2: Re-reading data from the local file system is the best-case scenario. HDFS is a distributed file system, after all, so the worst case requires reading that block over the network. HBase does its best to maintain data locality. These two articles provide an in-depth look at what data locality means for HBase and how its managed.
3: File system, HDFS, and HBase blocks are all different but related. The modern I/O subsystem is many layers of abstraction on top of abstraction. Core to that abstraction is the concept of a single unit of data, referred to as a “block”. Hence, all three of these storage layers define their own block, each of their own size. In general, a larger block size means increased sequential access throughput. A smaller block size facilitates faster random access.
4: Placing the BLOCKSIZE
check after data
is written has two ramifications. A single Cell
is the smallest unit of data
written to a DATA
block. It also means a Cell
cannot span multiple blocks.
5: This is different from the MemStore
, for
which there is a separate instance for every region hosted by the region
server.
6: Until very recently, these memory partitions were statically defined; there was no way to override the 25/50/25 split. A given segment, the multi-access area for instance, could grow larger than it’s 50% allotment as long as the other areas were under-utilized. Increased utilization in the other areas will evict entries from the multi-access area until the 25/50/25 balance is attained. The operator could not change these default sizes. HBASE-10263, shipping in HBase 0.98.0, introduces configuration parameters for these sizes. The flexible behavior is retained.
7: The “approximately” business is to allow
some wiggle room in block sizes. HBase block size is a rough target or hint,
not a strictly enforced constraint. The exact size of any particular data block
will depend on the target block size and the size of the Cell
values
contained therein. The block size hint is specified as the default block size
of 64kb.
8: Using the BucketCache
in file
mode
with a persistent backing store has another benefit: persistence. On startup,
it will look for existing data in the cache and verify its validity.

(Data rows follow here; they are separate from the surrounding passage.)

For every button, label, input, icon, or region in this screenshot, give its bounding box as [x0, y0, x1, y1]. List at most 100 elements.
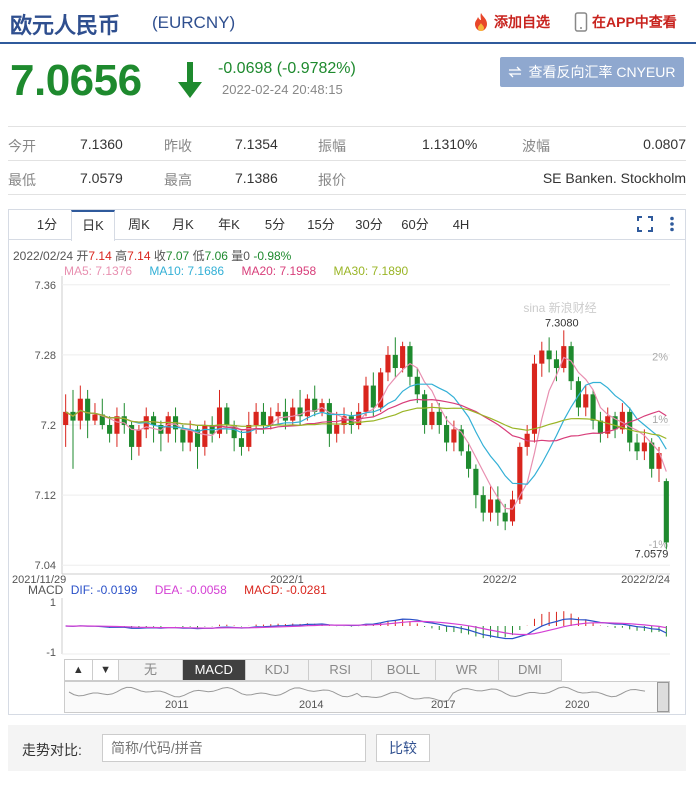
candle-body [429, 411, 435, 425]
navigator-year-label: 2011 [165, 699, 189, 711]
macd-title: MACD [28, 583, 64, 597]
candle-body [400, 346, 406, 369]
scroll-left-button[interactable]: ▲ [64, 659, 92, 681]
tab-indicator-macd[interactable]: MACD [182, 659, 246, 681]
candle-body [107, 425, 113, 434]
candle-body [451, 429, 457, 443]
candle-body [334, 425, 340, 434]
navigator-line [68, 686, 646, 702]
candle-body [407, 346, 413, 377]
candle-body [473, 468, 479, 496]
vol-readout: 0 [243, 249, 250, 263]
candle-body [202, 425, 208, 447]
candle-body [531, 363, 538, 434]
compare-bar: 走势对比: 比较 [8, 725, 686, 771]
close-readout: 7.07 [165, 249, 190, 263]
candle-body [436, 411, 442, 425]
candle-body [583, 394, 589, 408]
candle-body [85, 398, 91, 421]
high-readout: 7.14 [127, 249, 151, 263]
ma5-legend: MA5: 7.1376 [64, 264, 133, 278]
low-readout-label: 低 [192, 249, 205, 263]
candle-body [575, 381, 581, 408]
candle-body [590, 394, 596, 421]
ma10-legend: MA10: 7.1686 [149, 264, 225, 278]
candle-body [539, 350, 545, 364]
dea-line [65, 620, 667, 636]
macd-top-label: 1 [50, 597, 56, 609]
candle-body [509, 499, 516, 522]
navigator-year-label: 2017 [431, 699, 455, 711]
candle-body [304, 398, 310, 417]
candle-body [422, 394, 428, 425]
candle-body [363, 385, 369, 412]
candle-body [151, 416, 157, 425]
candle-body [260, 411, 267, 425]
y-tick-label: 7.12 [35, 490, 56, 502]
tab-indicator-rsi[interactable]: RSI [309, 659, 373, 681]
candle-body [465, 451, 472, 469]
high-readout-label: 高 [115, 249, 128, 263]
navigator-sparkline: 2011 2014 2017 2020 [68, 686, 646, 711]
candle-body [326, 403, 332, 434]
candle-body [502, 512, 508, 522]
pct-readout: -0.98% [253, 249, 292, 263]
candle-body [63, 411, 69, 425]
candle-body [553, 359, 560, 369]
y-tick-label: 7.36 [35, 280, 56, 292]
candle-body [634, 442, 640, 452]
vol-readout-label: 量 [231, 249, 244, 263]
dif-legend: DIF: -0.0199 [70, 583, 138, 597]
close-readout-label: 收 [153, 249, 166, 263]
candle-body [136, 429, 142, 447]
candle-body [546, 350, 552, 360]
dif-line [65, 618, 667, 640]
ma20-legend: MA20: 7.1958 [241, 264, 317, 278]
candle-body [392, 354, 398, 369]
compare-button[interactable]: 比较 [376, 734, 430, 762]
candle-body [480, 495, 486, 513]
ma-legend: MA5: 7.1376 MA10: 7.1686 MA20: 7.1958 MA… [64, 264, 422, 278]
x-tick-label: 2022/2/24 [621, 574, 670, 586]
ohlc-readout: 2022/02/24 开7.14 高7.14 收7.07 低7.06 量0 -0… [13, 247, 291, 264]
candle-body [180, 429, 186, 443]
y-tick-label: 7.04 [35, 560, 56, 572]
navigator-handle[interactable] [657, 682, 669, 712]
y-tick-label: 7.28 [35, 350, 56, 362]
candle-body [663, 481, 669, 543]
candle-body [77, 398, 83, 421]
candle-body [282, 411, 288, 421]
tab-indicator-kdj[interactable]: KDJ [245, 659, 310, 681]
tab-indicator-dmi[interactable]: DMI [498, 659, 562, 681]
macd-bottom-label: -1 [46, 647, 56, 659]
range-navigator[interactable]: 2011 2014 2017 2020 [64, 681, 670, 713]
candle-body [444, 425, 450, 443]
macd-legend: MACD DIF: -0.0199 DEA: -0.0058 MACD: -0.… [28, 583, 341, 597]
candle-body [487, 499, 494, 513]
candle-body [290, 407, 296, 421]
compare-label: 走势对比: [22, 742, 82, 758]
max-price-annotation: 7.3080 [545, 317, 579, 329]
scroll-right-button[interactable]: ▼ [91, 659, 120, 681]
candle-body [253, 411, 259, 425]
indicator-tabs: ▲ ▼ 无 MACD KDJ RSI BOLL WR DMI [64, 659, 562, 681]
y-right-tick-label: 2% [652, 352, 668, 364]
candle-body [385, 354, 391, 373]
ohlc-date: 2022/02/24 [13, 249, 74, 263]
y-tick-label: 7.2 [41, 420, 56, 432]
open-readout-label: 开 [76, 249, 89, 263]
candle-body [275, 411, 281, 417]
candle-body [597, 420, 603, 434]
dea-legend: DEA: -0.0058 [154, 583, 227, 597]
watermark-text: sina 新浪财经 [523, 300, 596, 315]
open-readout: 7.14 [88, 249, 112, 263]
candle-body [92, 414, 98, 421]
tab-indicator-boll[interactable]: BOLL [372, 659, 436, 681]
navigator-year-label: 2020 [565, 699, 589, 711]
x-tick-label: 2022/2 [483, 574, 517, 586]
compare-search-input[interactable] [102, 734, 366, 762]
ma30-legend: MA30: 7.1890 [333, 264, 409, 278]
candle-body [224, 407, 230, 425]
tab-indicator-wr[interactable]: WR [435, 659, 499, 681]
tab-indicator-none[interactable]: 无 [119, 659, 183, 681]
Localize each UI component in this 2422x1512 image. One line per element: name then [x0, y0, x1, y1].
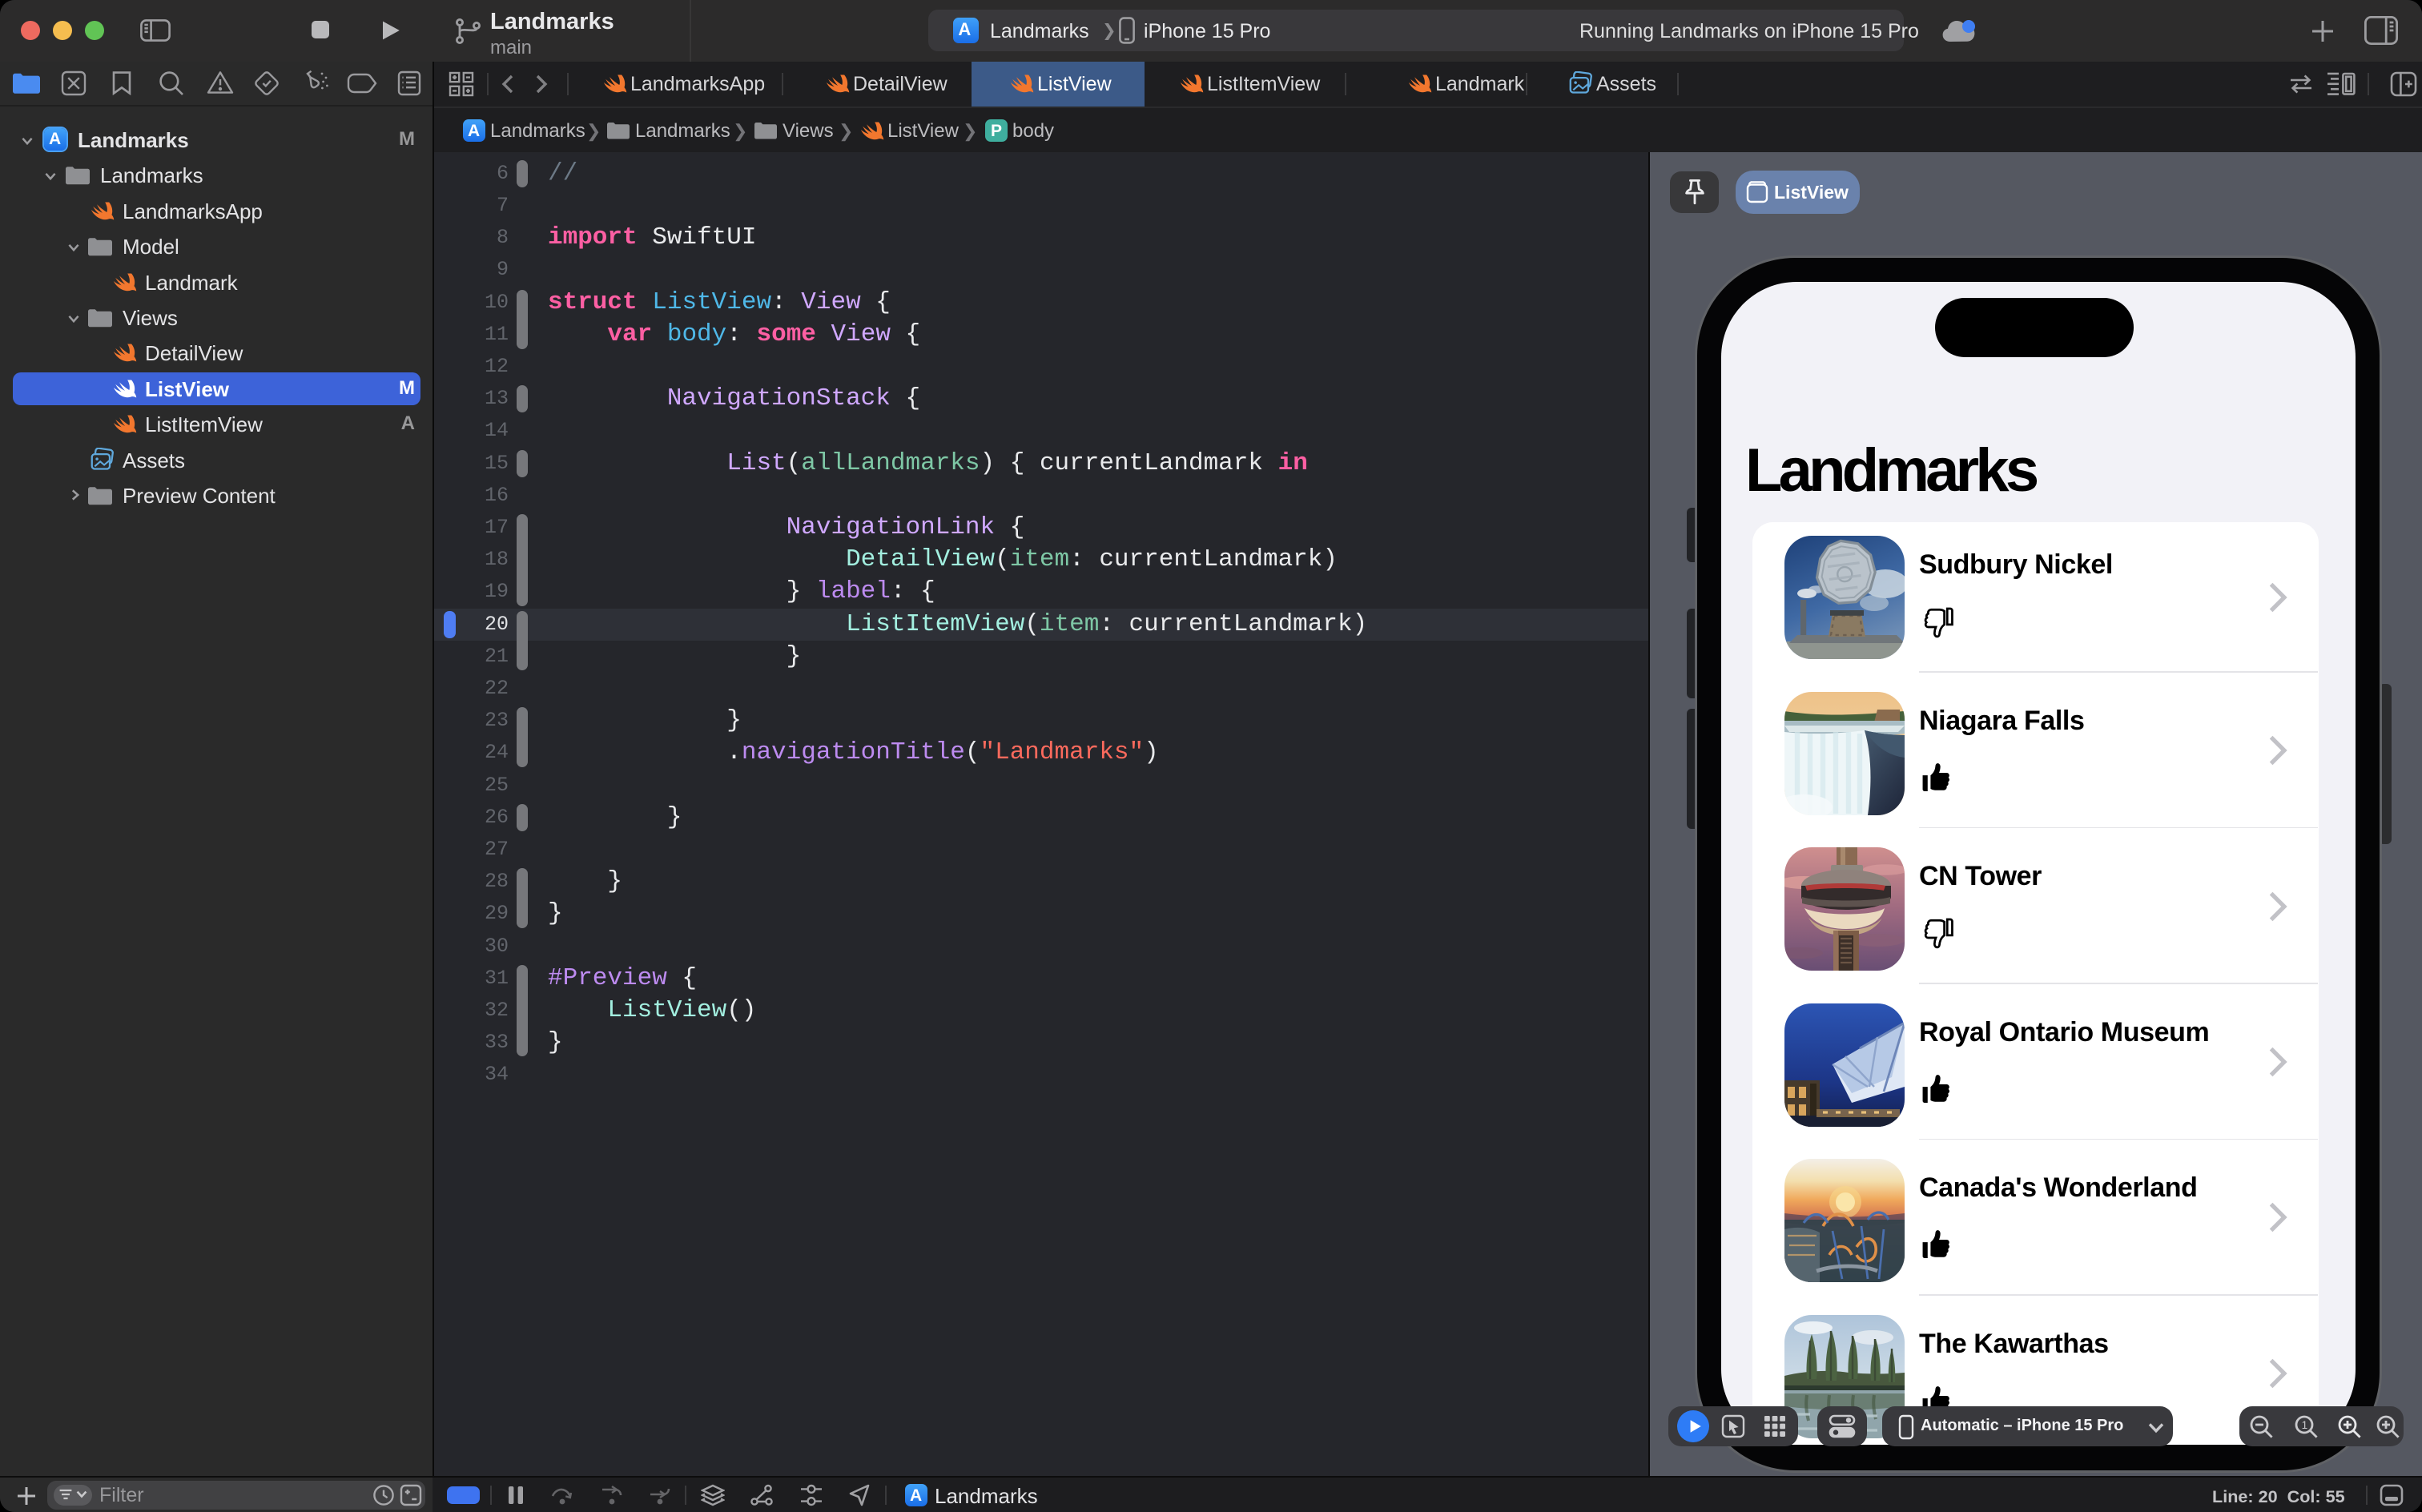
svg-text:1: 1	[2302, 1419, 2308, 1431]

9: As I understand it, there’s two components
advising the upper bound on this range. First is a limit on JVM object
addressability. The JVM is able to reference an object on the heap with a
32-bit relative address instead of the full 64-bit native address. This
optimization is only possible if the total heap size is less than 32GB. See
Compressed Oops for more details. The second is the ability of the
garbage collector to keep up with the amount of object churn in the system.
From what I can tell, the three sources of object churn are MemStore
,
BlockCache
, and network operations. The first is mitigated by the MemSlab
feature, enabled by default. The second is influenced by the size of your
dataset vs. the size of the cache. The third cannot be helped so long as HBase
makes use of a network stack that relies on data copy.
10: Just like with 8, this is assuming “modern hardware”. The interactions here are quite complex and well beyond the scope of a single blog post.